My sister told me I am too hard on everyone.


This makes me cry on a toilet seat with such a silence, my ribs hurt from pressing out breath. I pull a bloodied tampon out of my insides like the dressing of a wound and squeeze several squares of toilet paper between my fingers before trapping my nose and blowing out mustard yellow flem.
I was sort of sober before this sentence was sent out via email. With only occasional cravings for cups of coffee and red wine, I barely even wanted beer. A cleanse I stumbled upon while in the downward dog yoga position in a steamy studio downtown. After my first class, while my endorphins ran rapidly through the mazes of my veins, browned beverages suddenly looked dirty, not nearly as deliriously delicious as water. Apples, peanut butter, lettuce, broccoli, brussels sprouts, carrots and peppers were all I wanted until the day my sister typed these words to conclude our tediously troubling email chain.


After my tears on the toilet, I sat on the red and blue rug before the fireplace, sipping stout. I watched the froth, the color of old lace, float on my nearly black beer, occasionally adding kindling and pages of the day’s newspaper to the fire. My family has been in a civil war of sorts.
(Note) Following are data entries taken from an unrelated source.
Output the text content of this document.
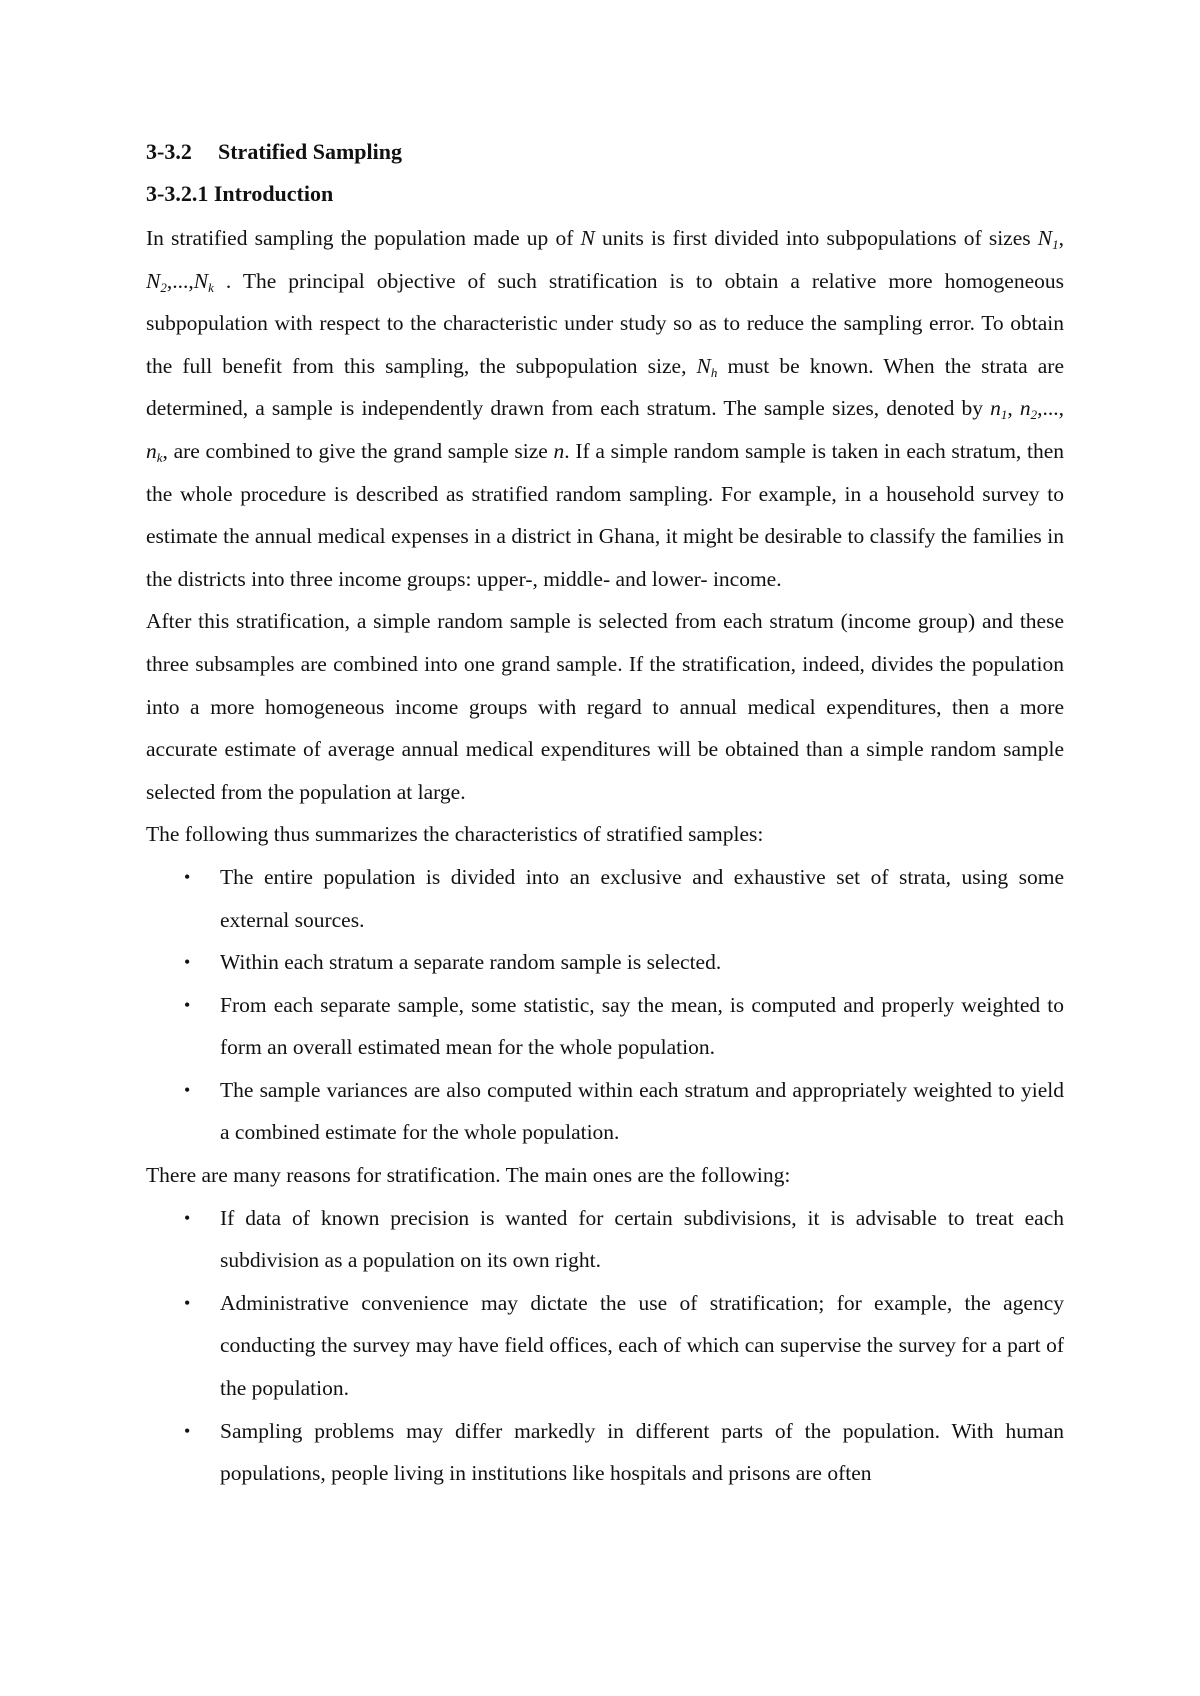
3-3.2 Stratified Sampling
3-3.2.1 Introduction

In stratified sampling the population made up of N units is first divided into subpopulations of sizes $N_1$, $N_2,...,N_k$ . The principal objective of such stratification is to obtain a relative more homogeneous subpopulation with respect to the characteristic under study so as to reduce the sampling error. To obtain the full benefit from this sampling, the subpopulation size, $N_h$ must be known. When the strata are determined, a sample is independently drawn from each stratum. The sample sizes, denoted by $n_1$, $n_2$,..., $n_k$, are combined to give the grand sample size n. If a simple random sample is taken in each stratum, then the whole procedure is described as stratified random sampling. For example, in a household survey to estimate the annual medical expenses in a district in Ghana, it might be desirable to classify the families in the districts into three income groups: upper-, middle- and lower- income.

After this stratification, a simple random sample is selected from each stratum (income group) and these three subsamples are combined into one grand sample. If the stratification, indeed, divides the population into a more homogeneous income groups with regard to annual medical expenditures, then a more accurate estimate of average annual medical expenditures will be obtained than a simple random sample selected from the population at large.

The following thus summarizes the characteristics of stratified samples:

• The entire population is divided into an exclusive and exhaustive set of strata, using some external sources.
• Within each stratum a separate random sample is selected.
• From each separate sample, some statistic, say the mean, is computed and properly weighted to form an overall estimated mean for the whole population.
• The sample variances are also computed within each stratum and appropriately weighted to yield a combined estimate for the whole population.

There are many reasons for stratification. The main ones are the following:

• If data of known precision is wanted for certain subdivisions, it is advisable to treat each subdivision as a population on its own right.
• Administrative convenience may dictate the use of stratification; for example, the agency conducting the survey may have field offices, each of which can supervise the survey for a part of the population.
• Sampling problems may differ markedly in different parts of the population. With human populations, people living in institutions like hospitals and prisons are often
We are all right and rightly insulted, if you are curious, but that’s as much as I feel like explaining. Except to say that it has caused me to cry, drink myself drunk by eight o’clock and wish we lived in a village during the Colonial Age when excuses weren’t worth more than the cow shit on the bottom of your boots. A time before computer communication, hydrogenated oils and Genetically Modified Organisms, before Nazis, the KKK and the Columbine School shootings. Unfortunately, before Antibiotics, equality, democracy and cappuccinos, but before the obesity epidemic, chemical pesticides and atomic warfare. Before airports, celebrity gossip and state highway tolls. If we lived back then, our struggles would be avoiding Smallpox and Yellow Fever, growing food on our family farm, cutting firewood and gathering water before the river freezes, not debates over facial expressions, semi-colons and exclamation points.
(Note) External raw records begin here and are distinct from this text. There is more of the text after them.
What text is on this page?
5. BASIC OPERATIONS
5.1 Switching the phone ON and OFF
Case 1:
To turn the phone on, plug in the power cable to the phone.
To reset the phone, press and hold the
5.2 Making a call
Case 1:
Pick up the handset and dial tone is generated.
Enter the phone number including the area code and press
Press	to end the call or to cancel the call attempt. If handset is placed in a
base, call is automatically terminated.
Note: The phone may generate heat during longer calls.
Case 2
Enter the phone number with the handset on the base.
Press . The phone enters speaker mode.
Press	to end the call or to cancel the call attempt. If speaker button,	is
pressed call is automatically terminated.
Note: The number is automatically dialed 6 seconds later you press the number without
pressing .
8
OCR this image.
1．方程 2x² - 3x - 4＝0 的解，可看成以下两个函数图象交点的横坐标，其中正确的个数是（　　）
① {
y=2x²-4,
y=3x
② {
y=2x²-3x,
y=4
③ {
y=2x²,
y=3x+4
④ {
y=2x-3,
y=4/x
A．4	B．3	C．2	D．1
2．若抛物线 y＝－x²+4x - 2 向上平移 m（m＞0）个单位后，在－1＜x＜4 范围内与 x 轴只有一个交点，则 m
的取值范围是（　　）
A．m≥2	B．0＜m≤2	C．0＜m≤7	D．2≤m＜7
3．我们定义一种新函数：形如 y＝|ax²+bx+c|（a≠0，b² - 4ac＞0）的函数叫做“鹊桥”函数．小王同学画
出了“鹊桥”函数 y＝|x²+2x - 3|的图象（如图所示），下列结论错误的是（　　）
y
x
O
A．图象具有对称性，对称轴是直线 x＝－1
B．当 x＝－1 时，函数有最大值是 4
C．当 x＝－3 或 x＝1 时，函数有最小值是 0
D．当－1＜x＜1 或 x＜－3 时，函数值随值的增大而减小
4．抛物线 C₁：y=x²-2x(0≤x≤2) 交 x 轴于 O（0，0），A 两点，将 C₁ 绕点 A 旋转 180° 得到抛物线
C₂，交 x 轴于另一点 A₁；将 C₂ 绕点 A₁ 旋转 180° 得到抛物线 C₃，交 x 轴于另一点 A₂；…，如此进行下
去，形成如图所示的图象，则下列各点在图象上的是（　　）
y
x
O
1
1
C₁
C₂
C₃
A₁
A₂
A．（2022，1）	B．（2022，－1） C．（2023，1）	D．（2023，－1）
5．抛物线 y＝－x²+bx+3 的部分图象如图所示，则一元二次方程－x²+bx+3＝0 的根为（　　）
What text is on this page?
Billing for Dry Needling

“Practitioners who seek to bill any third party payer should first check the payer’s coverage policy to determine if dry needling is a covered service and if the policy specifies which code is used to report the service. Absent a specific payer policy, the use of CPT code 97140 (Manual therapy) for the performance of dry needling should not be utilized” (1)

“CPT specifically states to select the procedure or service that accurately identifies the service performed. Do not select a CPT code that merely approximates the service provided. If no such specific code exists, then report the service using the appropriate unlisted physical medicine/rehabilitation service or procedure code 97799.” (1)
Life is tangled with violence, with screaming picket lines, credit card fraud, Internet bullies, national debt, atomic bomb scares, artificial food, deforestation and sexually active eighth graders. I fear this country is run by bulimic teenage billionaires, petty politicians and greedy big businessmen. I fear farms, clean air, quiet and trees are nearly extinct. I fear the world will either implode with all the holes we drill into it or explode in an ultimate sacrifice to some religious extremist's God. I fear every grocery store will soon only carry corn, sugar and Tyson chicken products. I fear everything will get so bad, I won't be so hard on everyone, as my sister accuses, because I will have given up on everyone in a submission to blissful ignorance. Worst of all these fears, I fear God, if He hasn't committed suicide yet, will give up on everyone too and while I retreat back to bottles of beer, He will be flooding the world with frogs, blood, boils and rain, starting fresh with ten new commandments, dinosaurs, apes, Adam and Eve.